When creating a new AKS cluster, you’d provide the subnet ID:
# Example AKS creation command pointing to the pre-configured subnet
az aks create \
--resource-group myAKSResourceGroup \
--name myAKSCluster \
--vnet-subnet-id $SUBNET_ID \
--node-count 1 \
--enable-managed-identity \
--network-plugin azure # Ensure Azure CNI is used for subnet-level control
Why this works: Azure’s networking infrastructure, when it sees traffic originating from a subnet that has a NAT Gateway attached, directs that egress traffic through the NAT Gateway. The NAT Gateway then performs Source Network Address Translation (SNAT), replacing the private IP address of the AKS node (or pod, if using Azure CNI with private IPs for pods) with one of its own public IP addresses. This ensures that all outbound connections from within that subnet appear to come from the static IPs of the NAT Gateway.
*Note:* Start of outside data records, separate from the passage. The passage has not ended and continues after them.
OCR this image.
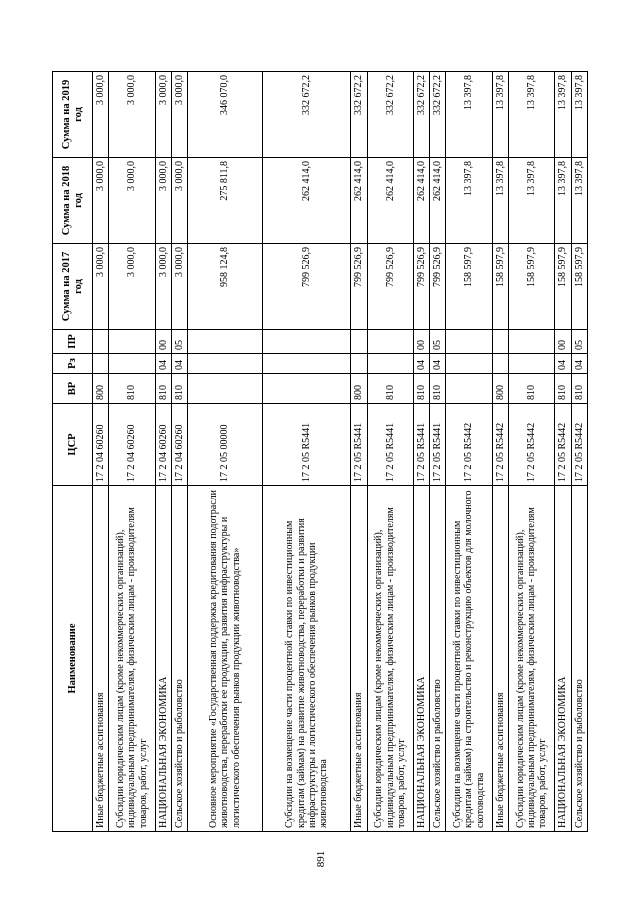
891
Наименование	ЦСР	ВР	Рз	ПР	Сумма на 2017 год	Сумма на 2018 год	Сумма на 2019 год
Иные бюджетные ассигнования	17 2 04 60260	800			3 000,0	3 000,0	3 000,0
Субсидии юридическим лицам (кроме некоммерческих организаций), индивидуальным предпринимателям, физическим лицам - производителям товаров, работ, услуг	17 2 04 60260	810			3 000,0	3 000,0	3 000,0
НАЦИОНАЛЬНАЯ ЭКОНОМИКА	17 2 04 60260	810	04	00	3 000,0	3 000,0	3 000,0
Сельское хозяйство и рыболовство	17 2 04 60260	810	04	05	3 000,0	3 000,0	3 000,0
Основное мероприятие «Государственная поддержка кредитования подотрасли животноводства, переработки ее продукции, развития инфраструктуры и логистического обеспечения рынков продукции животноводства»	17 2 05 00000				958 124,8	275 811,8	346 070,0
Субсидии на возмещение части процентной ставки по инвестиционным кредитам (займам) на развитие животноводства, переработки и развития инфраструктуры и логистического обеспечения рынков продукции животноводства	17 2 05 R5441				799 526,9	262 414,0	332 672,2
Иные бюджетные ассигнования	17 2 05 R5441	800			799 526,9	262 414,0	332 672,2
Субсидии юридическим лицам (кроме некоммерческих организаций), индивидуальным предпринимателям, физическим лицам - производителям товаров, работ, услуг	17 2 05 R5441	810			799 526,9	262 414,0	332 672,2
НАЦИОНАЛЬНАЯ ЭКОНОМИКА	17 2 05 R5441	810	04	00	799 526,9	262 414,0	332 672,2
Сельское хозяйство и рыболовство	17 2 05 R5441	810	04	05	799 526,9	262 414,0	332 672,2
Субсидии на возмещение части процентной ставки по инвестиционным кредитам (займам) на строительство и реконструкцию объектов для молочного скотоводства	17 2 05 R5442				158 597,9	13 397,8	13 397,8
Иные бюджетные ассигнования	17 2 05 R5442	800			158 597,9	13 397,8	13 397,8
Субсидии юридическим лицам (кроме некоммерческих организаций), индивидуальным предпринимателям, физическим лицам - производителям товаров, работ, услуг	17 2 05 R5442	810			158 597,9	13 397,8	13 397,8
НАЦИОНАЛЬНАЯ ЭКОНОМИКА	17 2 05 R5442	810	04	00	158 597,9	13 397,8	13 397,8
Сельское хозяйство и рыболовство	17 2 05 R5442	810	04	05	158 597,9	13 397,8	13 397,8
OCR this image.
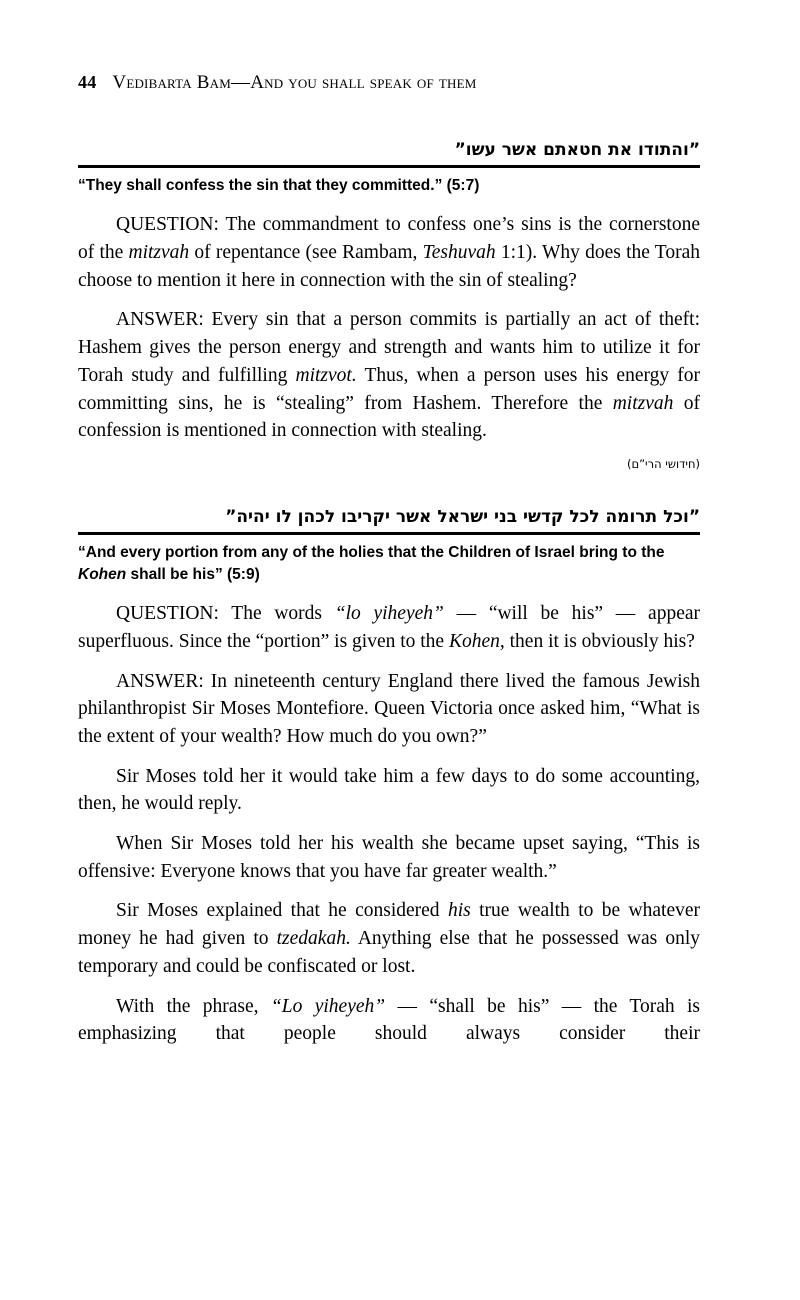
44 Vedibarta Bam—And you shall speak of them
”והתודו את חטאתם אשר עשו”
“They shall confess the sin that they committed.” (5:7)

QUESTION: The commandment to confess one’s sins is the cornerstone of the mitzvah of repentance (see Rambam, Teshuvah 1:1). Why does the Torah choose to mention it here in connection with the sin of stealing?

ANSWER: Every sin that a person commits is partially an act of theft: Hashem gives the person energy and strength and wants him to utilize it for Torah study and fulfilling mitzvot. Thus, when a person uses his energy for committing sins, he is “stealing” from Hashem. Therefore the mitzvah of confession is mentioned in connection with stealing.

(חידושי הרי”ם)

”וכל תרומה לכל קדשי בני ישראל אשר יקריבו לכהן לו יהיה”
“And every portion from any of the holies that the Children of Israel bring to the Kohen shall be his” (5:9)

QUESTION: The words “lo yiheyeh” — “will be his” — appear superfluous. Since the “portion” is given to the Kohen, then it is obviously his?

ANSWER: In nineteenth century England there lived the famous Jewish philanthropist Sir Moses Montefiore. Queen Victoria once asked him, “What is the extent of your wealth? How much do you own?”

Sir Moses told her it would take him a few days to do some accounting, then, he would reply.

When Sir Moses told her his wealth she became upset saying, “This is offensive: Everyone knows that you have far greater wealth.”

Sir Moses explained that he considered his true wealth to be whatever money he had given to tzedakah. Anything else that he possessed was only temporary and could be confiscated or lost.

With the phrase, “Lo yiheyeh” — “shall be his” — the Torah is emphasizing that people should always consider their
The idle-timeout parameter is important. It defines how long a TCP connection can remain idle before NAT Gateway closes it. The default is 4 minutes (240 seconds). If your applications have long-lived idle connections (e.g., long polling, certain database connections), you might need to increase this value. For example, to set it to 10 minutes:
az network nat gateway update \
--name myAKSNatGateway \
--resource-group myAKSResourceGroup \
--idle-timeout 600
This change would be applied to the NAT Gateway resource, and all subnets associated with it would then use the new idle timeout.
The most common issue people run into is forgetting to associate the NAT Gateway with the correct subnet. If your AKS nodes are in a different subnet than the one you attached the NAT Gateway to, egress traffic will not be translated. Always double-check the subnet ID used by your AKS node pool.
The next challenge you’ll likely face is managing inbound traffic. While NAT Gateway handles egress, you’ll still need an Ingress controller or LoadBalancer service to expose your applications to external clients.